Tuesday, June 20, 2006

What USN&WR Asks About Law Schools' LSATs and GPAs

My prior post described a puzzle about Baylor University School of Law's score in the most recent U.S. News & World Report ranking of law schools. It looks likely that the answer to that puzzle turns on what median LSAT and GPA Baylor should have reported to USN&WR versus what it did report. As I said I would, I've contacted USN&WR to see if it can help resolve the mystery. Supposing that it might have a different view of the matter, and wanting to give it a fair shake, I've also contacted Baylor and invited its comments.

Please allow me, as a personal aside, to note that I never planned for my meandering series of posts about the USN&WR law school rankings to crash into this can of worms. I don't want to play the part of an investigative reporter, a judge, or jury. I just want to figure out how the rankings work (or don't), and how we might improve them. Like the USN&WR rankings or not, they profoundly affect a lot of people. Even as I type these words, students across the country are relying on the rankings to decide where to spend tens of thousands of dollars and the next three years of their lives. Those students deserve accurate information.

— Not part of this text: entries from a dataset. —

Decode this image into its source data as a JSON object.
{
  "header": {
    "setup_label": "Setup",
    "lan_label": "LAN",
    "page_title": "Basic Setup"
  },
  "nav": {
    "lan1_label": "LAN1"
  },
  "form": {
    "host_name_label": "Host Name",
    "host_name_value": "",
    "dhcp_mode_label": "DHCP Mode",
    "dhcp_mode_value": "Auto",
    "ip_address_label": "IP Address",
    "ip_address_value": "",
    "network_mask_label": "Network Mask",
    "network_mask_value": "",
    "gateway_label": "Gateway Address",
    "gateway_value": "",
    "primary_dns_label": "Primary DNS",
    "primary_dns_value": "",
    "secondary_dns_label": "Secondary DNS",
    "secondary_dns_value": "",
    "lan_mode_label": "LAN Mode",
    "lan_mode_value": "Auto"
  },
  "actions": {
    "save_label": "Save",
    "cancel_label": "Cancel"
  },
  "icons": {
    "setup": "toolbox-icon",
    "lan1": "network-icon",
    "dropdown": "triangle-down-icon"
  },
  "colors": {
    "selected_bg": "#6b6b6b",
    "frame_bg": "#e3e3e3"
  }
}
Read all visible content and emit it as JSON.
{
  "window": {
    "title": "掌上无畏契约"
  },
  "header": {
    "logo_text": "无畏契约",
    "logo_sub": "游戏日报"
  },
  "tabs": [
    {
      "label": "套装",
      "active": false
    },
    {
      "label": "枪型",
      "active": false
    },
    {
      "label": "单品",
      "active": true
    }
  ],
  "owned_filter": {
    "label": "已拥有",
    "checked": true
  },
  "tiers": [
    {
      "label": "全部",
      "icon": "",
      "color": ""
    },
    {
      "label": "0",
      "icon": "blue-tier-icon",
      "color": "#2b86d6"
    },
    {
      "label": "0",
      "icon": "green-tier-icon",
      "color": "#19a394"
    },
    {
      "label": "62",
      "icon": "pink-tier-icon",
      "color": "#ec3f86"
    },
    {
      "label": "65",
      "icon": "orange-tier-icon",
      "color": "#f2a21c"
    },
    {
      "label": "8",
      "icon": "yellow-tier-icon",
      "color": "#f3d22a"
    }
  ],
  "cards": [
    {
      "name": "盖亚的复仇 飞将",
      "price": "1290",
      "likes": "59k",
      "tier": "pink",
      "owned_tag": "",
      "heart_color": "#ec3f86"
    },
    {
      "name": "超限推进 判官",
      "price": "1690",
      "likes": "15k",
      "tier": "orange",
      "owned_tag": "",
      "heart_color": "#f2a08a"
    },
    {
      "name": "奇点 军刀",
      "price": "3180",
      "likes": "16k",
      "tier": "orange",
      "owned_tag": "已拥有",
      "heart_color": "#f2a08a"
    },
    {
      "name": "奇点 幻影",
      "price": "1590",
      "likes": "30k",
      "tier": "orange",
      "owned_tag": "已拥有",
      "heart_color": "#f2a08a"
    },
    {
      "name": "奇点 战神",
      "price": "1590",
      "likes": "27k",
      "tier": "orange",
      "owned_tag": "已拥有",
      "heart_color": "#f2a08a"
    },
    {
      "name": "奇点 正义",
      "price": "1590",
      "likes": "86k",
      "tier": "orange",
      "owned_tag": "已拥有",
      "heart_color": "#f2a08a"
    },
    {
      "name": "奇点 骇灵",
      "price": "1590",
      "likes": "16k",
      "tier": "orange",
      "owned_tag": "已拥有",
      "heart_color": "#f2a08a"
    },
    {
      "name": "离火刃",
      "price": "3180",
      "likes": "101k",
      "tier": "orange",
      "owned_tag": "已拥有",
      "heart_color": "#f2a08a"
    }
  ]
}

Hence my interest in figuring out how, in the case of Baylor and other law schools, USN&WR measures median LSAT and GPA.

So, how does USN&WR measure a law school's median LSAT and GPA? It sends each law school a questionnaire including the following:

Matriculants' GPA and LSAT Scores — Law School

2005 ABA Questionnaire Reference: Part 2, Section 1, Question 1D.

Please report the 75th and 25th percentiles for both GPA and LSAT scores for full and part-time students matriculating during the period 10/1/2004 through 9/30/2005. Report ALL registrants, including those who withdrew prior to October 1, 2005.

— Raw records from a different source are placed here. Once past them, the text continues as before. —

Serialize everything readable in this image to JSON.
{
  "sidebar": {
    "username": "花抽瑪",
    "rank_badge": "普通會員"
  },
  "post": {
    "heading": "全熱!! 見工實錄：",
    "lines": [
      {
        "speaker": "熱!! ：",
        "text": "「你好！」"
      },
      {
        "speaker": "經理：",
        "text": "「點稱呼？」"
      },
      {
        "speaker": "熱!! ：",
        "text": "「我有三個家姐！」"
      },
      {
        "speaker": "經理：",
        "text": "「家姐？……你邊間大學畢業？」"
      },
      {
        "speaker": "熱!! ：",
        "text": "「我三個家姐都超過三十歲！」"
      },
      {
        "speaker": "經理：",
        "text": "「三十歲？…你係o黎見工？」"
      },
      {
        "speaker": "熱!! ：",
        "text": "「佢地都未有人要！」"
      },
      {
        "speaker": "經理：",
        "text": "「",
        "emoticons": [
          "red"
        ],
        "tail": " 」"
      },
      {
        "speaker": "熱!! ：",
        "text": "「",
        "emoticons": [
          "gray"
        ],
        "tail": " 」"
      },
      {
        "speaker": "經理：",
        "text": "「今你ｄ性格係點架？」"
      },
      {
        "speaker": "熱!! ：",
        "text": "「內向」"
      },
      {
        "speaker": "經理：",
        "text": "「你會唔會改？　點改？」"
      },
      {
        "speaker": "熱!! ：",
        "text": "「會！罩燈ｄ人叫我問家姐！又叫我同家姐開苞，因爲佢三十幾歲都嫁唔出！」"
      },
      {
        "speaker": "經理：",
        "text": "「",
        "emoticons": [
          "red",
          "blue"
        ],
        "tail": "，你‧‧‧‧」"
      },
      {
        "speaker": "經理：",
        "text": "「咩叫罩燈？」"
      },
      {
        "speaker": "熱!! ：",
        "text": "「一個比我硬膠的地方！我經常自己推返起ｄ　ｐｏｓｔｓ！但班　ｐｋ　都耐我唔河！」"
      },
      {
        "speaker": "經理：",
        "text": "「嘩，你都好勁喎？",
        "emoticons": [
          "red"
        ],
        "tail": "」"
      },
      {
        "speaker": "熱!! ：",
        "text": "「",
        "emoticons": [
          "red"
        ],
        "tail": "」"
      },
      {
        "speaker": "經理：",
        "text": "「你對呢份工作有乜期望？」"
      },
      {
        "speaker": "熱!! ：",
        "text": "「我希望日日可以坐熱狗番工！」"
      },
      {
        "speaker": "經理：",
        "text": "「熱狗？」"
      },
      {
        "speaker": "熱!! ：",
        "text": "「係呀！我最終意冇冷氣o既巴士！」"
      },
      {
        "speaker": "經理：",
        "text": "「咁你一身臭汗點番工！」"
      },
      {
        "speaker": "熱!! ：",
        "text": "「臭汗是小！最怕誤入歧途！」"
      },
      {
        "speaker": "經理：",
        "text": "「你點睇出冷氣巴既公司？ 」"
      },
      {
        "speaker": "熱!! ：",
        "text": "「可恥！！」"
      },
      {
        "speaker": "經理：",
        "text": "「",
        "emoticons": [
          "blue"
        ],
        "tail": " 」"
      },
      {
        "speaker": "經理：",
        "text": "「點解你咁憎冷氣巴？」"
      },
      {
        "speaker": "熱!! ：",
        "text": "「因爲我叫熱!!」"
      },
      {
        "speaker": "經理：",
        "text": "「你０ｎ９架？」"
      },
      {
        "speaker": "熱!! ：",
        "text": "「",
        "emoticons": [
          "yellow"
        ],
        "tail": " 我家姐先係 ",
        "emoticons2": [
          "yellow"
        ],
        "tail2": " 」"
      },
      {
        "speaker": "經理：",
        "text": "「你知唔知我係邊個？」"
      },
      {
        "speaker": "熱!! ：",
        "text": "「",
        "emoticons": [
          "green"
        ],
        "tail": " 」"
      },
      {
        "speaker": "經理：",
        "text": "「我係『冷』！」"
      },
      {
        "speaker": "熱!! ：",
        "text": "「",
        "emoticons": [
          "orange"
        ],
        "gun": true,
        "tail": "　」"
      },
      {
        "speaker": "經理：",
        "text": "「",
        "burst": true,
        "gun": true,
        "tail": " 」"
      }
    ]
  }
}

In reporting median undergraduate grade point averages and LSAT scores, please include ALL full-time students matriculating during the period 10/1/2004 through 9/30/2005. Report all registrants, including those who withdrew prior to Oct. 1, 2005. Please include in the LSAT and grade-point average medians all matriculating African-American, Asian-American, Hispanic, and foreign students, as well as legacies and students matriculating as the result of any special programs.

Note first that USN&WR's questionnaire expressly references the ABA's. With regard to LSATs and GPAs as with regard to many other items of information, USN&WR asks law schools to tell it the same thing they told the ABA. Note next how carefully USN&WR's questionnaire defines the time span under consideration: all students matriculating from 10/1/2004 through 9/30/2005. USN&WR quite evidently does not want a school to report only the LSATs and GPAs of students matriculating in the fall.

I imagine my readers can decipher texts at least as well as I can, so I leave each of you to figure out whether any law school could in good faith reply to USN&WR's 2005 questionnaire by submitting only the median LSATs and GPAs of students the school matriculated in the fall of 2005. Don't prejudge Baylor, though. We don't yet know exactly what that school reported to USN&WR, much less why it did so. As I said, I think we will soon get Baylor's own account—and, I hope, some clarity about how the USN&WR rankings actually do, or ideally should, work.